Operant conditioning was first discovered by psychologist Edward Thorndike and refers to a type of learning whereby consequences affect behavior or responses. According to Thorndike, responses are strengthened by favorable consequences and are weakened by unfavorable consequences. Thorndike referred to this relation between response and consequence as the Law of Effect, and his discovery stimulated many experimental studies in a branch of psychology called behaviorism.

Skinner was the first psychologist to devise a way in which to measure Thorndike’s law of effect. He designed the operant chamber box, which allowed an animal’s behavior to be observed, manipulated, and recorded. The operant chamber box was used for rats and other animals, and was constructed so that certain behaviors such as pressing a lever resulted in a consequence like the delivery of food. Skinner designed a cumulative recorder which could measure responses, such as lever presses and recorded response rate. He manipulated environmental factors that affected the rate of response and discovered that some factors increased response rate, while others decreased it.

Operant conditioning demonstrated that the rate of response is determined by a discriminative stimulus. In this type of conditioning, the stimulus dictates what behavior will result in a particular consequence. Skinner referred to the discriminative stimulus as an event that preceded a behavior and termed the relationship between the discriminative stimulus, behavior, and consequence as the three-term contingency.

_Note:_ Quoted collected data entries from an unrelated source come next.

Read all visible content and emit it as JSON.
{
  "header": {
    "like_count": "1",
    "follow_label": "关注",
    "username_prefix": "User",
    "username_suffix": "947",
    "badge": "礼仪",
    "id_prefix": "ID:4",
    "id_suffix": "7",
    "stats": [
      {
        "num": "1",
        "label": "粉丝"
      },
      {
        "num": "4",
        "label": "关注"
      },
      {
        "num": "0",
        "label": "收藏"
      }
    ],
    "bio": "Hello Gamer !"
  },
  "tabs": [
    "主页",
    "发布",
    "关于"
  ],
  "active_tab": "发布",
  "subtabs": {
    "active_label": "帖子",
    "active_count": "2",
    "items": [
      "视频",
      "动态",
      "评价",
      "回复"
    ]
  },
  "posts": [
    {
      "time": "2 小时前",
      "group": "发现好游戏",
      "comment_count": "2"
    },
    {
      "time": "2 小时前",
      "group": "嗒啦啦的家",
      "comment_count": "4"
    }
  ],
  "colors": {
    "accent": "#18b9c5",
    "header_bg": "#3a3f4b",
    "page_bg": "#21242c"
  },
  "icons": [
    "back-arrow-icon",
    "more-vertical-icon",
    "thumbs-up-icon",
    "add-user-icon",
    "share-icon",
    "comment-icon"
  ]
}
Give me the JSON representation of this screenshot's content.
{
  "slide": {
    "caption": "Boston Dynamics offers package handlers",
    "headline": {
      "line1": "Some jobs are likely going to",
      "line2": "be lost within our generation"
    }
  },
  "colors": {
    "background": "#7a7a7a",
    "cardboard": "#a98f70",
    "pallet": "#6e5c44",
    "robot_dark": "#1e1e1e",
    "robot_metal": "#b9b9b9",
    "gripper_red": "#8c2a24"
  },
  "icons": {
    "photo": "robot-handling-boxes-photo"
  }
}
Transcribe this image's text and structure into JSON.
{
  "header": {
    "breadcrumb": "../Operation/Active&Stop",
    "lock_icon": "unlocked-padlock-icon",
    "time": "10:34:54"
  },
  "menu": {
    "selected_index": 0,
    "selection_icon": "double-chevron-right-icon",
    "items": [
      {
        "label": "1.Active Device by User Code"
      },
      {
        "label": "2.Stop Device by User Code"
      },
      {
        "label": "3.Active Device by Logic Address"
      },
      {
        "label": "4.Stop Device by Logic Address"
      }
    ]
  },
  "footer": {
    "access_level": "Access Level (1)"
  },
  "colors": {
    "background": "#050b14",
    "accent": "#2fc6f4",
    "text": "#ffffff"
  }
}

Behaviorists study behavior by controlling the relations between the three-term contingency. Manipulating these relations results in five different outcomes: positive reinforcement, negative reinforcement, punishment, response cost, and extinction. Each of these outcomes has a different effect on the rate of response.

Positive reinforcement results in an increase in response rate because the response is followed by a pleasant stimulus. Similarly, negative reinforcement causes an increase in response rate; however, this is because it ceases a negative stimulus. Punishment leads to a decrease in the rate of response because the response results in an aversive stimulus, whereas response cost causes a decrease in response rate because the response stops a positive stimulus. Extinction causes a decrease in what was a reinforced response because that response is no longer followed by a reinforcer.